4:55 To move these pencils into the jar, we are going to practice something we call, a "relative move".
5:03 Rather than clicking on the pencil itself, we’ll first select the pencil,
5:09 then use the move tool to click somewhere near the pencil, but still on the desk...
5:14 and move it over until it sits somewhere in the jar.
5:18 The important part is that we are still clicking somewhere on the same desk surface.
5:23 If I select another pencil, and click somewhere on the desk surface to start moving it,
5:30 you can see how hovering around the model moves the pencil based on that initial point, to whatever point I hover over.
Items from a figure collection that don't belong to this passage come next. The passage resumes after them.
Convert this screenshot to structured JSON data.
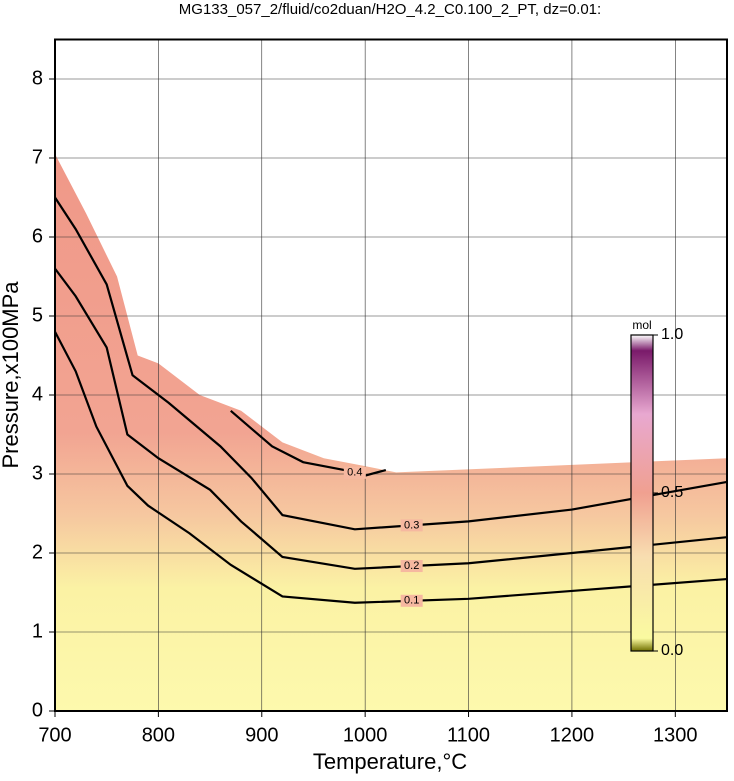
{
  "chart_data": {
    "type": "contour",
    "title": "MG133_057_2/fluid/co2duan/H2O_4.2_C0.100_2_PT, dz=0.01:",
    "x_label": "Temperature,°C",
    "y_label": "Pressure,x100MPa",
    "xlim": [
      700,
      1350
    ],
    "ylim": [
      0,
      8.5
    ],
    "xticks": [
      700,
      800,
      900,
      1000,
      1100,
      1200,
      1300
    ],
    "yticks": [
      0,
      1,
      2,
      3,
      4,
      5,
      6,
      7,
      8
    ],
    "grid": true,
    "boundary": {
      "x": [
        700,
        730,
        760,
        780,
        800,
        840,
        880,
        920,
        960,
        1000,
        1030,
        1350
      ],
      "y": [
        7.05,
        6.3,
        5.5,
        4.5,
        4.4,
        4.0,
        3.8,
        3.4,
        3.2,
        3.1,
        3.02,
        3.2
      ]
    },
    "series": [
      {
        "name": "0.1",
        "color": "#000000",
        "x": [
          700,
          720,
          740,
          770,
          790,
          830,
          870,
          920,
          990,
          1100,
          1200,
          1350
        ],
        "values": [
          4.8,
          4.3,
          3.6,
          2.85,
          2.6,
          2.25,
          1.85,
          1.45,
          1.37,
          1.42,
          1.52,
          1.67
        ]
      },
      {
        "name": "0.2",
        "color": "#000000",
        "x": [
          700,
          720,
          750,
          770,
          800,
          850,
          880,
          920,
          990,
          1100,
          1200,
          1350
        ],
        "values": [
          5.6,
          5.25,
          4.6,
          3.5,
          3.2,
          2.8,
          2.4,
          1.95,
          1.8,
          1.87,
          2.0,
          2.2
        ]
      },
      {
        "name": "0.3",
        "color": "#000000",
        "x": [
          700,
          720,
          750,
          775,
          810,
          860,
          890,
          920,
          990,
          1100,
          1200,
          1350
        ],
        "values": [
          6.5,
          6.1,
          5.4,
          4.25,
          3.9,
          3.35,
          2.95,
          2.48,
          2.3,
          2.4,
          2.55,
          2.9
        ]
      },
      {
        "name": "0.4",
        "color": "#000000",
        "x": [
          870,
          910,
          940,
          980,
          1000,
          1020
        ],
        "values": [
          3.8,
          3.35,
          3.15,
          3.05,
          2.98,
          3.05
        ]
      }
    ],
    "colorbar": {
      "label": "mol",
      "lim": [
        0,
        1
      ],
      "ticks": [
        {
          "value": 0,
          "label": "0.0"
        },
        {
          "value": 0.5,
          "label": "0.5"
        },
        {
          "value": 1,
          "label": "1.0"
        }
      ]
    }
  }
}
5:38 You still need to be aware of the starting point, and ending point, even for a relative move.
5:45 We may not be snapping end points together, but we are still moving the selected object from one exact point in space, to another exact point in space.
5:57 Now that you know different ways to use the move tool, practice by rearranging the various elements on this desk.
6:06 Re-stack the blocks or puzzle pieces, place pens in the jar or around the desk.
6:12 Change the shapes on the paper.
6:15 Practice selecting and moving objects, or moving them by auto-selecting them with the move tool.
6:22 Get very comfortable with the move tool in this example, and in the next lesson we’ll practice moving edges and geometry to re-shape your models.